UK Business Forums, or UKBF, is amongst the most prominent  small business community in the UK. It supports and assists small businesses where users can meet like-minded people on this platform and boost their business. UKBF provides its members all the necessary information to start and grow their business. It also makes it a lot easier to register a business.

History
It was founded in February 2003 by Richard Osborne but later owned in 2007 by a firm known as Sift. He reacquired UKBF in March 2021 and remains the current owner of the platform. Around 1500 posts are submitted to UKBF each week. About 1200 become part of this community every month. UKBF provides business advice opportunities and support to its members.

Richard Osborne took ownership of UKBF from his co-founder in 2004 and expanded the platform into a network of more than 200,000 UK entrepreneurs and business owners. In 2007, he subsequently sold UKBF to Sift Media.

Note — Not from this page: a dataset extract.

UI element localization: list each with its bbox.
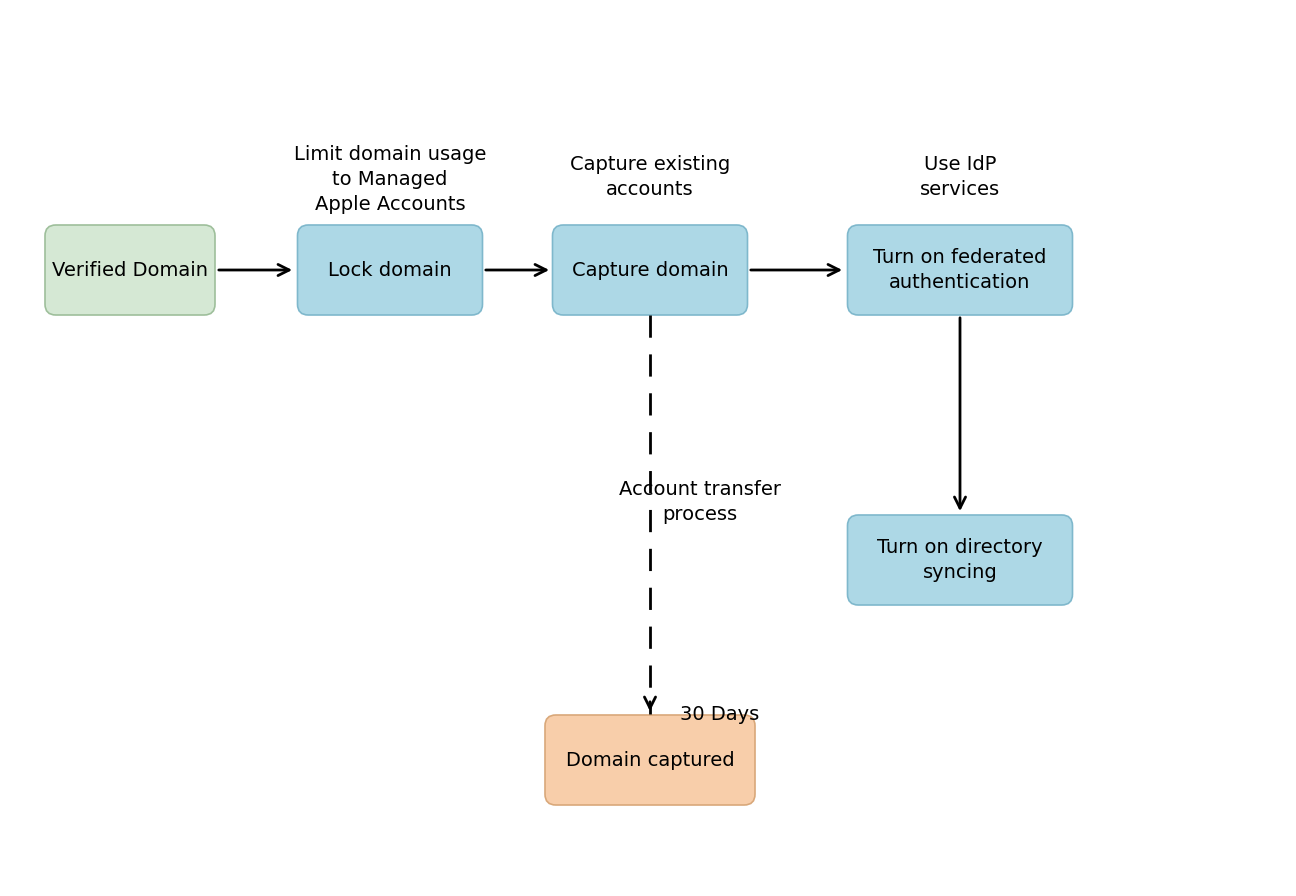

However, on the 8th of March 2021, Business Data Group again acquired the UKBF platform.

Mergers & acquisitions
In July 2022, Business Data Group acquired the wholesale and retail business community platform known as the Supplier Central (previously known as the Wholesale Forums). This acquisition merged the Supplier Central into the existing UKBF platform and membership, the original platform for TSC was ultimately closed bringing the two communities together under the one identity of UKBF.